If you are incorporating testimonials, prepare accordingly. Draft plenty of questions. You might even want to ask the same question a few different ways to capture the 15-20 second sound bite you’re looking for. Have the interviewee repeat your question to enhance the quality of the sound bite.
If you want multiple videos, consider economies of scale. Try to capture enough footage in one day, including background shots, to use in more than one video. Create templates for your videos. This will make your planning and pre-production tasks more efficient, and give you more bang for your video budget.
Plan your location
Scout out the location with your video production team. Take advantage of available light by having your subject face a window. Think about the time of day for your shoot. That cozy corner office might seem like a great backdrop, but mid-afternoon sunshine might create deep shadows or a blinding glare.
Give yourself multiple options for locations. Consider the décor in different areas of your office building or campus. In most cases, you’ll want something to add interest to the shot, but nothing that will distract to the audience. Interviews are best in a quiet setting. You might think an outdoor location would make a stellar backdrop, but passing trucks, pedestrians, or even a gentle breeze could present challenges for the audio track.
Plan your schedule
Let’s not forget, time is money, so be considerate of everyone’s time. Plan your schedule for the day of the shoot and coordinate in advance with any employees who might be involved.

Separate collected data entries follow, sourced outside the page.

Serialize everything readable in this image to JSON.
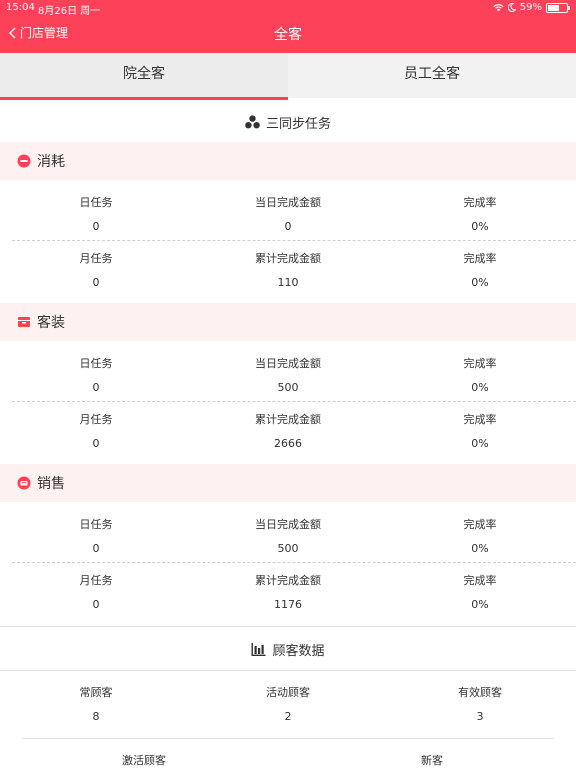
{
  "status_bar": {
    "time": "15:04",
    "date": "8月26日 周一",
    "battery": "59%"
  },
  "nav": {
    "back_label": "门店管理",
    "title": "全客"
  },
  "tabs": [
    {
      "label": "院全客"
    },
    {
      "label": "员工全客"
    }
  ],
  "sync": {
    "label": "三同步任务"
  },
  "sections": [
    {
      "title": "消耗",
      "rows": [
        {
          "c1_label": "日任务",
          "c1_value": "0",
          "c2_label": "当日完成金额",
          "c2_value": "0",
          "c3_label": "完成率",
          "c3_value": "0%"
        },
        {
          "c1_label": "月任务",
          "c1_value": "0",
          "c2_label": "累计完成金额",
          "c2_value": "110",
          "c3_label": "完成率",
          "c3_value": "0%"
        }
      ]
    },
    {
      "title": "客装",
      "rows": [
        {
          "c1_label": "日任务",
          "c1_value": "0",
          "c2_label": "当日完成金额",
          "c2_value": "500",
          "c3_label": "完成率",
          "c3_value": "0%"
        },
        {
          "c1_label": "月任务",
          "c1_value": "0",
          "c2_label": "累计完成金额",
          "c2_value": "2666",
          "c3_label": "完成率",
          "c3_value": "0%"
        }
      ]
    },
    {
      "title": "销售",
      "rows": [
        {
          "c1_label": "日任务",
          "c1_value": "0",
          "c2_label": "当日完成金额",
          "c2_value": "500",
          "c3_label": "完成率",
          "c3_value": "0%"
        },
        {
          "c1_label": "月任务",
          "c1_value": "0",
          "c2_label": "累计完成金额",
          "c2_value": "1176",
          "c3_label": "完成率",
          "c3_value": "0%"
        }
      ]
    }
  ],
  "customer_data": {
    "title": "顾客数据",
    "row1": [
      {
        "label": "常顾客",
        "value": "8"
      },
      {
        "label": "活动顾客",
        "value": "2"
      },
      {
        "label": "有效顾客",
        "value": "3"
      }
    ],
    "row2": [
      {
        "label": "激活顾客"
      },
      {
        "label": "新客"
      }
    ]
  },
  "colors": {
    "accent": "#fd4158",
    "section_bg": "#fdf1f1",
    "tab_bg": "#f2f2f2"
  }
}
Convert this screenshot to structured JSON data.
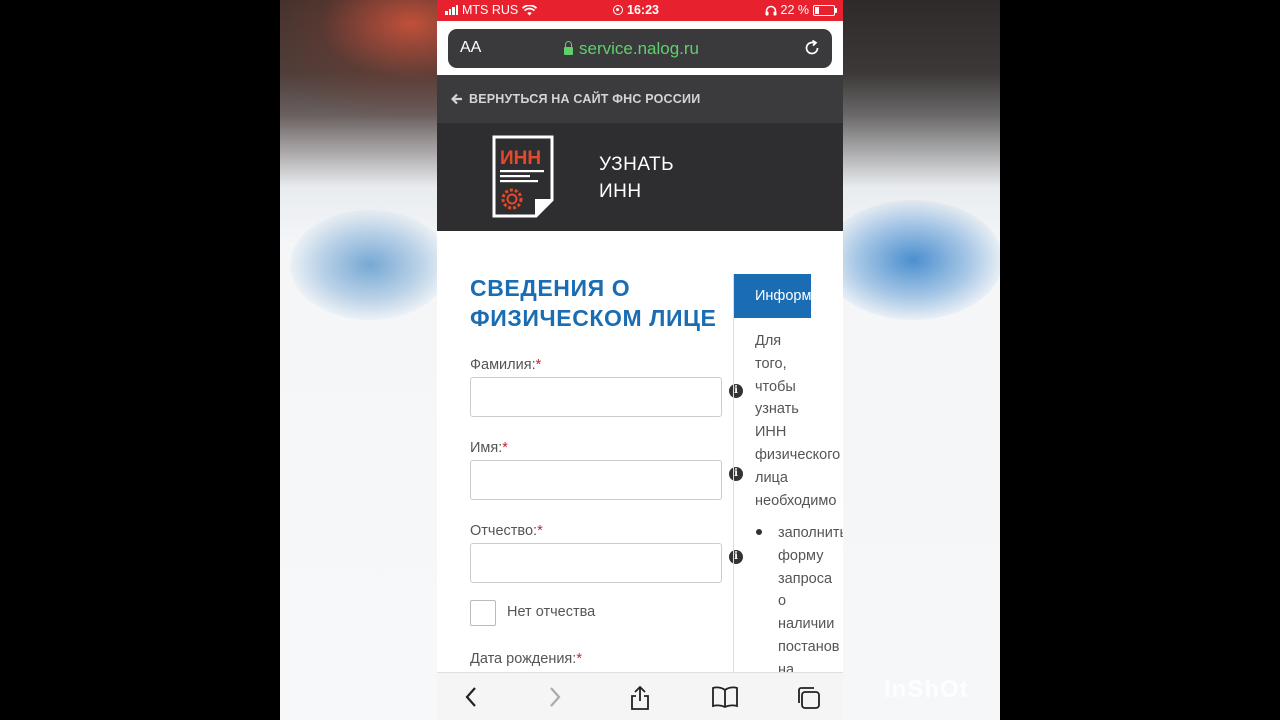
{
  "status_bar": {
    "carrier": "MTS RUS",
    "time": "16:23",
    "battery": "22 %"
  },
  "browser": {
    "text_size_label": "AA",
    "url": "service.nalog.ru"
  },
  "site": {
    "back_link": "ВЕРНУТЬСЯ НА САЙТ ФНС РОССИИ",
    "logo_text": "ИНН",
    "title_line1": "УЗНАТЬ",
    "title_line2": "ИНН"
  },
  "form": {
    "heading_line1": "СВЕДЕНИЯ О",
    "heading_line2": "ФИЗИЧЕСКОМ ЛИЦЕ",
    "required_mark": "*",
    "fields": [
      {
        "label": "Фамилия:",
        "value": ""
      },
      {
        "label": "Имя:",
        "value": ""
      },
      {
        "label": "Отчество:",
        "value": ""
      }
    ],
    "no_patronymic_label": "Нет отчества",
    "birth_date_label": "Дата рождения:"
  },
  "info_panel": {
    "tab_label": "Информ",
    "lines": [
      "Для",
      "того,",
      "чтобы",
      "узнать",
      "ИНН",
      "физического",
      "лица",
      "необходимо"
    ],
    "bullet_lines": [
      "заполнить",
      "форму",
      "запроса",
      "о",
      "наличии",
      "постанов",
      "на"
    ]
  },
  "watermark": "InShOt",
  "colors": {
    "status_red": "#e8212f",
    "accent_blue": "#1a6db3",
    "header_dark": "#2e2e30",
    "url_green": "#5fd06b",
    "required_red": "#c0272d"
  }
}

Pre-shoot and post-shoot; you’ll need time to set-up and to break down. Make sure you included this in your planning, and communicate it to everyone who needs to know. This means anyone who is responsible for booking meeting rooms or other locations. It also means the person responsible for scheduling people to be on camera. Having a CEO arrive 30 minutes too early for an interview wastes his or her time, and doesn’t do much for your credibility either.
Remember Proper Planning Prevents Poor Performance!
Creating engaging and effective video content can present some interesting challenges, especially if your organization is new to the process. As with anything though, proper planning can help you avoid some pitfalls, and drive a successful video marketing campaign.